8 Steps To Creating an Age-Diverse Culture
nonprofit management tips

With baby boomers retiring or about to retire, it stands to reason that younger people will come on board. What kind of culture will they find at your organization? Today, an inclusive environment is not only expected but also demanded.

Once your organization has an age-diverse workforce in place, you can implement strategies to motivate and engage employees for improved innovation and encourage them to pursue the following: Risk taking, Innovation, and Entrepreneurship.

    As Valerie M. Grubb explains in Clash of the Generations: Managing the New Workplace Reality (Wiley, 2017), these three activities constitute an approach that compels an employee — of any age — to engage in creative problem solving and more effective operations. The following eight strategies can help.

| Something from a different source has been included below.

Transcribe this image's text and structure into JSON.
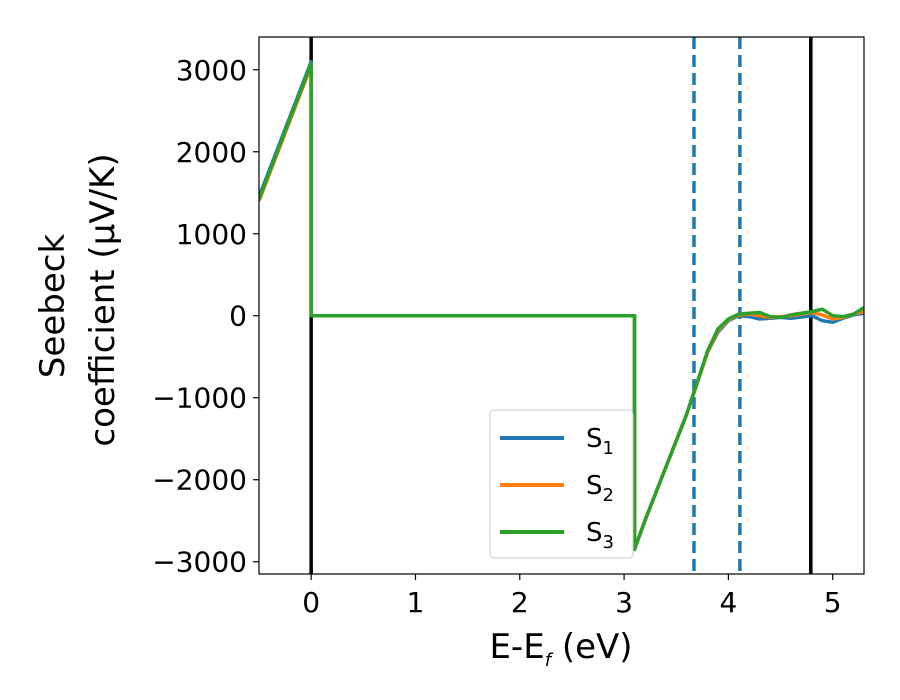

  • Stimulate idea generation. Having no-holds-barred, no-idea-is-a-bad-idea meetings can result in your team’s constantly being on the cutting edge of change and reinvention and serve as a powerful reminder to all staff that age is not a barrier to breakthroughs.
  • Protect idea generators. If new ideas are attacked, people, especially newer members of the team, will simply stop talking in order to avoid being shot down and feeling humiliated.
  • Don’t revile someone for mistakes made. Failure has made the world a richer place, and both innovation and entrepreneurial spirit are quashed when mistakes are punished or ignored.
  • Promote good ideas, regardless of who presents them.
  • Broaden your knowledge base, and have staff members think beyond their own day-to-day responsibilities.
  • Push yourself beyond your comfort zone. Keep learning so that you can continue to make contributions throughout the organization and not just in your own department.
  • Employ diverse employees and teams.
  • Recognize and reward risk taking. Regardless of your position in the organization, acknowledging and appreciating risk taking can have positive, far-reaching effects.